Postby catch » Mon Sep 02, 2013 7:01 am

My lady. My lady.

My Lady would not wish you to suffer.

Catch draws back, but his rough fingers snag on the fine cloth of her kerchief. And he does not think of the ruin that he would do to it, the way he presses it against a swollen, twisted lid, inciting all his nerves to screaming. It is a good thing that his mind is so dull. Like the most stoic bull, he does not even think to bellow with the pain, both physical and emotional. Crushed is a word, crushed like an ant under a boot, as she reaches for him, as she professes her concern. A false concern, and it angers him, it confuses him, because he knows that it is real - but how can anything real come from a creature so false? This creature that flutters about dresses, about a party, and not about the very town being twisted into paper cranes.

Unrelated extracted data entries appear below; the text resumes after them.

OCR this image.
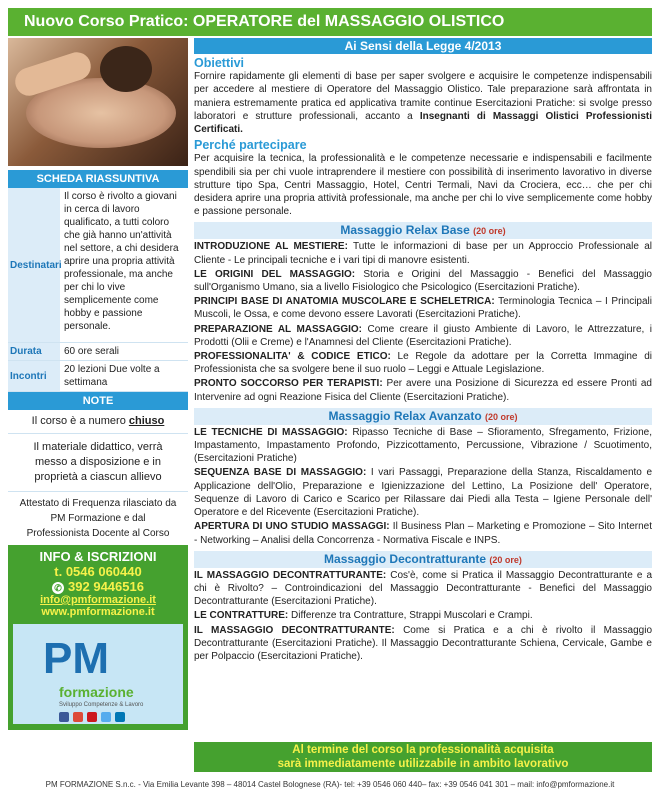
Nuovo Corso Pratico: OPERATORE del MASSAGGIO OLISTICO
SCHEDA RIASSUNTIVA
Destinatari
Il corso è rivolto a giovani in cerca di lavoro qualificato, a tutti coloro che già hanno un'attività nel settore, a chi desidera aprire una propria attività professionale, ma anche per chi lo vive semplicemente come hobby e passione personale.
Durata	60 ore serali
Incontri
20 lezioni Due volte a settimana
NOTE
Il corso è a numero chiuso
Il materiale didattico, verrà messo a disposizione e in proprietà a ciascun allievo
Attestato di Frequenza rilasciato da PM Formazione e dal Professionista Docente al Corso
INFO & ISCRIZIONI
t. 0546 060440
✆ 392 9446516
info@pmformazione.it
www.pmformazione.it
PM
formazione
Sviluppo Competenze & Lavoro
Ai Sensi della Legge 4/2013
Obiettivi
Fornire rapidamente gli elementi di base per saper svolgere e acquisire le competenze indispensabili per accedere al mestiere di Operatore del Massaggio Olistico. Tale preparazione sarà affrontata in maniera estremamente pratica ed applicativa tramite continue Esercitazioni Pratiche: si svolge presso laboratori e strutture professionali, accanto a Insegnanti di Massaggi Olistici Professionisti Certificati.
Perché partecipare
Per acquisire la tecnica, la professionalità e le competenze necessarie e indispensabili e facilmente spendibili sia per chi vuole intraprendere il mestiere con possibilità di inserimento lavorativo in diverse strutture tipo Spa, Centri Massaggio, Hotel, Centri Termali, Navi da Crociera, ecc… che per chi desidera aprire una propria attività professionale, ma anche per chi lo vive semplicemente come hobby e passione personale.
Massaggio Relax Base (20 ore)
INTRODUZIONE AL MESTIERE: Tutte le informazioni di base per un Approccio Professionale al Cliente - Le principali tecniche e i vari tipi di manovre esistenti.
LE ORIGINI DEL MASSAGGIO: Storia e Origini del Massaggio - Benefici del Massaggio sull'Organismo Umano, sia a livello Fisiologico che Psicologico (Esercitazioni Pratiche).
PRINCIPI BASE DI ANATOMIA MUSCOLARE E SCHELETRICA: Terminologia Tecnica – I Principali Muscoli, le Ossa, e come devono essere Lavorati (Esercitazioni Pratiche).
PREPARAZIONE AL MASSAGGIO: Come creare il giusto Ambiente di Lavoro, le Attrezzature, i Prodotti (Olii e Creme) e l'Anamnesi del Cliente (Esercitazioni Pratiche).
PROFESSIONALITA' & CODICE ETICO: Le Regole da adottare per la Corretta Immagine di Professionista che sa svolgere bene il suo ruolo – Leggi e Attuale Legislazione.
PRONTO SOCCORSO PER TERAPISTI: Per avere una Posizione di Sicurezza ed essere Pronti ad Intervenire ad ogni Reazione Fisica del Cliente (Esercitazioni Pratiche).
Massaggio Relax Avanzato (20 ore)
LE TECNICHE DI MASSAGGIO: Ripasso Tecniche di Base – Sfioramento, Sfregamento, Frizione, Impastamento, Impastamento Profondo, Pizzicottamento, Percussione, Vibrazione / Scuotimento, (Esercitazioni Pratiche)
SEQUENZA BASE DI MASSAGGIO: I vari Passaggi, Preparazione della Stanza, Riscaldamento e Applicazione dell'Olio, Preparazione e Igienizzazione del Lettino, La Posizione dell' Operatore, Sequenze di Lavoro di Carico e Scarico per Rilassare dai Piedi alla Testa – Igiene Personale dell' Operatore e del Ricevente (Esercitazioni Pratiche).
APERTURA DI UNO STUDIO MASSAGGI: Il Business Plan – Marketing e Promozione – Sito Internet - Networking – Analisi della Concorrenza - Normativa Fiscale e INPS.
Massaggio Decontratturante (20 ore)
IL MASSAGGIO DECONTRATTURANTE: Cos'è, come si Pratica il Massaggio Decontratturante e a chi è Rivolto? – Controindicazioni del Massaggio Decontratturante - Benefici del Massaggio Decontratturante (Esercitazioni Pratiche).
LE CONTRATTURE: Differenze tra Contratture, Strappi Muscolari e Crampi.
IL MASSAGGIO DECONTRATTURANTE: Come si Pratica e a chi è rivolto il Massaggio Decontratturante (Esercitazioni Pratiche). Il Massaggio Decontratturante Schiena, Cervicale, Gambe e per Polpaccio (Esercitazioni Pratiche).
Al termine del corso la professionalità acquisita
sarà immediatamente utilizzabile in ambito lavorativo
PM FORMAZIONE S.n.c. - Via Emilia Levante 398 – 48014 Castel Bolognese (RA)- tel: +39 0546 060 440– fax: +39 0546 041 301 – mail: info@pmformazione.it
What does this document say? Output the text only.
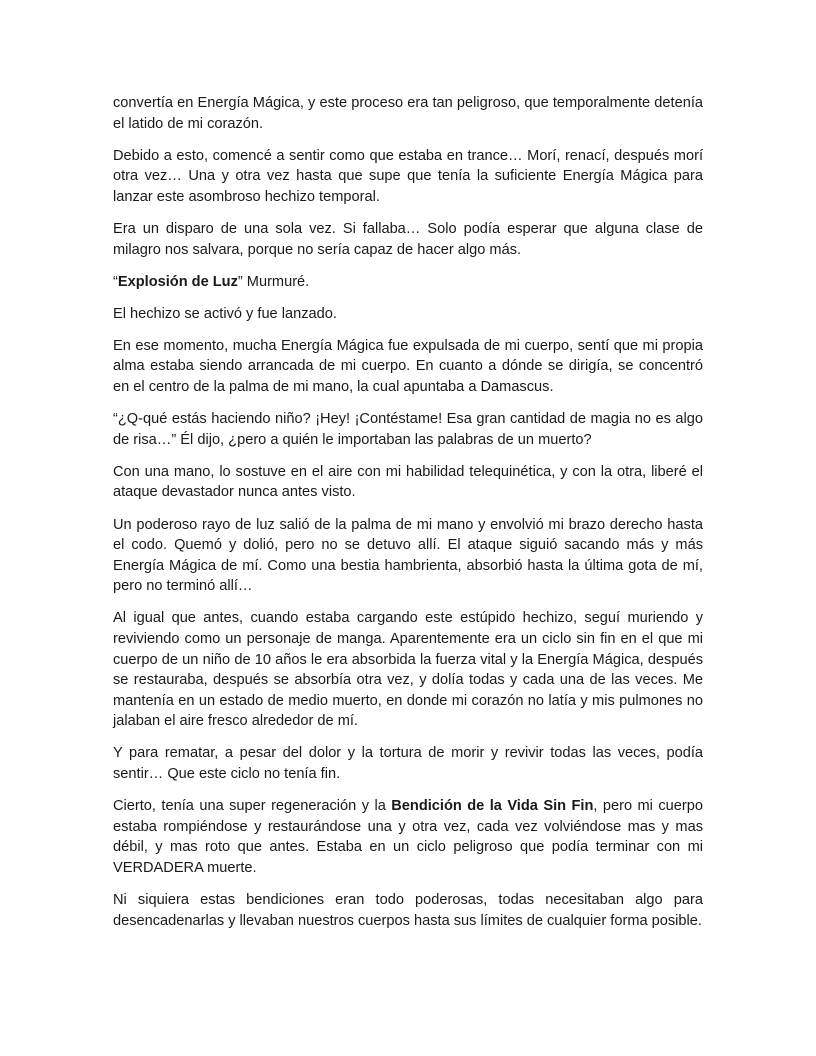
convertía en Energía Mágica, y este proceso era tan peligroso, que temporalmente detenía el latido de mi corazón.

Debido a esto, comencé a sentir como que estaba en trance… Morí, renací, después morí otra vez… Una y otra vez hasta que supe que tenía la suficiente Energía Mágica para lanzar este asombroso hechizo temporal.

Era un disparo de una sola vez. Si fallaba… Solo podía esperar que alguna clase de milagro nos salvara, porque no sería capaz de hacer algo más.

“Explosión de Luz” Murmuré.

El hechizo se activó y fue lanzado.

En ese momento, mucha Energía Mágica fue expulsada de mi cuerpo, sentí que mi propia alma estaba siendo arrancada de mi cuerpo. En cuanto a dónde se dirigía, se concentró en el centro de la palma de mi mano, la cual apuntaba a Damascus.

“¿Q-qué estás haciendo niño? ¡Hey! ¡Contéstame! Esa gran cantidad de magia no es algo de risa…” Él dijo, ¿pero a quién le importaban las palabras de un muerto?

Con una mano, lo sostuve en el aire con mi habilidad telequinética, y con la otra, liberé el ataque devastador nunca antes visto.

Un poderoso rayo de luz salió de la palma de mi mano y envolvió mi brazo derecho hasta el codo. Quemó y dolió, pero no se detuvo allí. El ataque siguió sacando más y más Energía Mágica de mí. Como una bestia hambrienta, absorbió hasta la última gota de mí, pero no terminó allí…

Al igual que antes, cuando estaba cargando este estúpido hechizo, seguí muriendo y reviviendo como un personaje de manga. Aparentemente era un ciclo sin fin en el que mi cuerpo de un niño de 10 años le era absorbida la fuerza vital y la Energía Mágica, después se restauraba, después se absorbía otra vez, y dolía todas y cada una de las veces. Me mantenía en un estado de medio muerto, en donde mi corazón no latía y mis pulmones no jalaban el aire fresco alrededor de mí.

Y para rematar, a pesar del dolor y la tortura de morir y revivir todas las veces, podía sentir… Que este ciclo no tenía fin.

Cierto, tenía una super regeneración y la Bendición de la Vida Sin Fin, pero mi cuerpo estaba rompiéndose y restaurándose una y otra vez, cada vez volviéndose mas y mas débil, y mas roto que antes. Estaba en un ciclo peligroso que podía terminar con mi VERDADERA muerte.

Ni siquiera estas bendiciones eran todo poderosas, todas necesitaban algo para desencadenarlas y llevaban nuestros cuerpos hasta sus límites de cualquier forma posible.
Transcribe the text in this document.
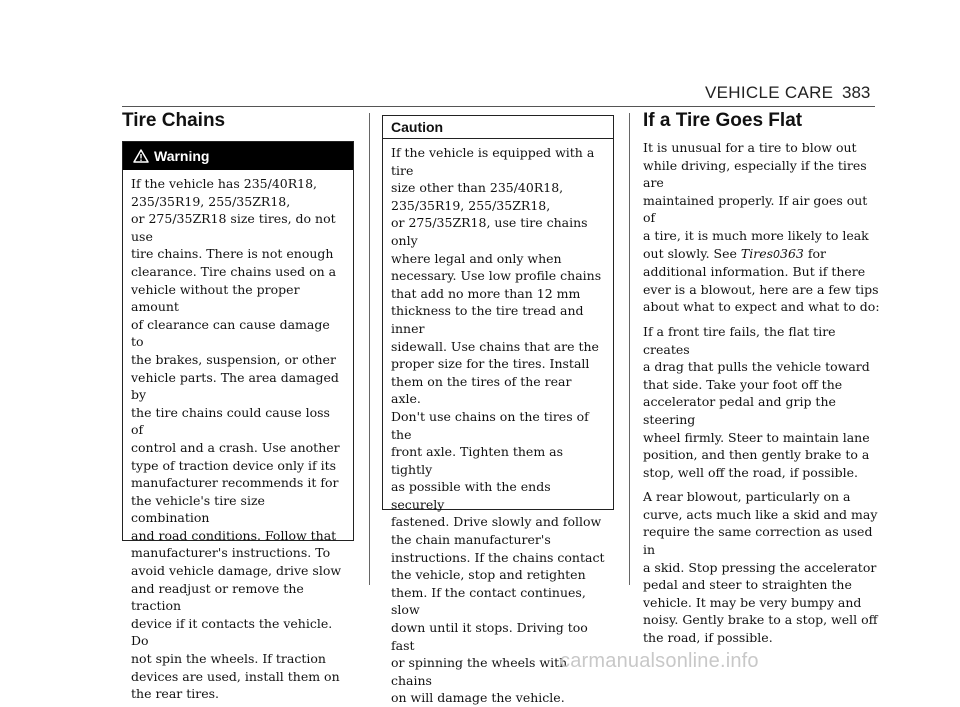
VEHICLE CARE 383
Tire Chains
Warning
If the vehicle has 235/40R18,
235/35R19, 255/35ZR18,
or 275/35ZR18 size tires, do not use
tire chains. There is not enough
clearance. Tire chains used on a
vehicle without the proper amount
of clearance can cause damage to
the brakes, suspension, or other
vehicle parts. The area damaged by
the tire chains could cause loss of
control and a crash. Use another
type of traction device only if its
manufacturer recommends it for
the vehicle's tire size combination
and road conditions. Follow that
manufacturer's instructions. To
avoid vehicle damage, drive slow
and readjust or remove the traction
device if it contacts the vehicle. Do
not spin the wheels. If traction
devices are used, install them on
the rear tires.
Caution
If the vehicle is equipped with a tire
size other than 235/40R18,
235/35R19, 255/35ZR18,
or 275/35ZR18, use tire chains only
where legal and only when
necessary. Use low profile chains
that add no more than 12 mm
thickness to the tire tread and inner
sidewall. Use chains that are the
proper size for the tires. Install
them on the tires of the rear axle.
Don't use chains on the tires of the
front axle. Tighten them as tightly
as possible with the ends securely
fastened. Drive slowly and follow
the chain manufacturer's
instructions. If the chains contact
the vehicle, stop and retighten
them. If the contact continues, slow
down until it stops. Driving too fast
or spinning the wheels with chains
on will damage the vehicle.
If a Tire Goes Flat

It is unusual for a tire to blow out
while driving, especially if the tires are
maintained properly. If air goes out of
a tire, it is much more likely to leak
out slowly. See Tires0363 for
additional information. But if there
ever is a blowout, here are a few tips
about what to expect and what to do:

If a front tire fails, the flat tire creates
a drag that pulls the vehicle toward
that side. Take your foot off the
accelerator pedal and grip the steering
wheel firmly. Steer to maintain lane
position, and then gently brake to a
stop, well off the road, if possible.

A rear blowout, particularly on a
curve, acts much like a skid and may
require the same correction as used in
a skid. Stop pressing the accelerator
pedal and steer to straighten the
vehicle. It may be very bumpy and
noisy. Gently brake to a stop, well off
the road, if possible.

carmanualsonline.info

With the kerchief clapped to his eye, he bends his head back down, so he would not offend; he takes another drink of the crystal-water before he mutters.

"You are - you are so b-b-busy, I. I f-f-feel like I hardly know you, anymore. B-b-but th-that's not - not important. A week's t-t-time, d-d-do you believe? I will. I will d-d-do what I c-c-can, of course, and the - the Lady, too." There are linens, cedar-packed, in the Dagger's storerooms. There are many who would give their fingers to be a part of such an event, however small. "I will f-f-find the things you need, and work the Garden. You sh-shan't want f-f-for anything, taxing th-thought it may be."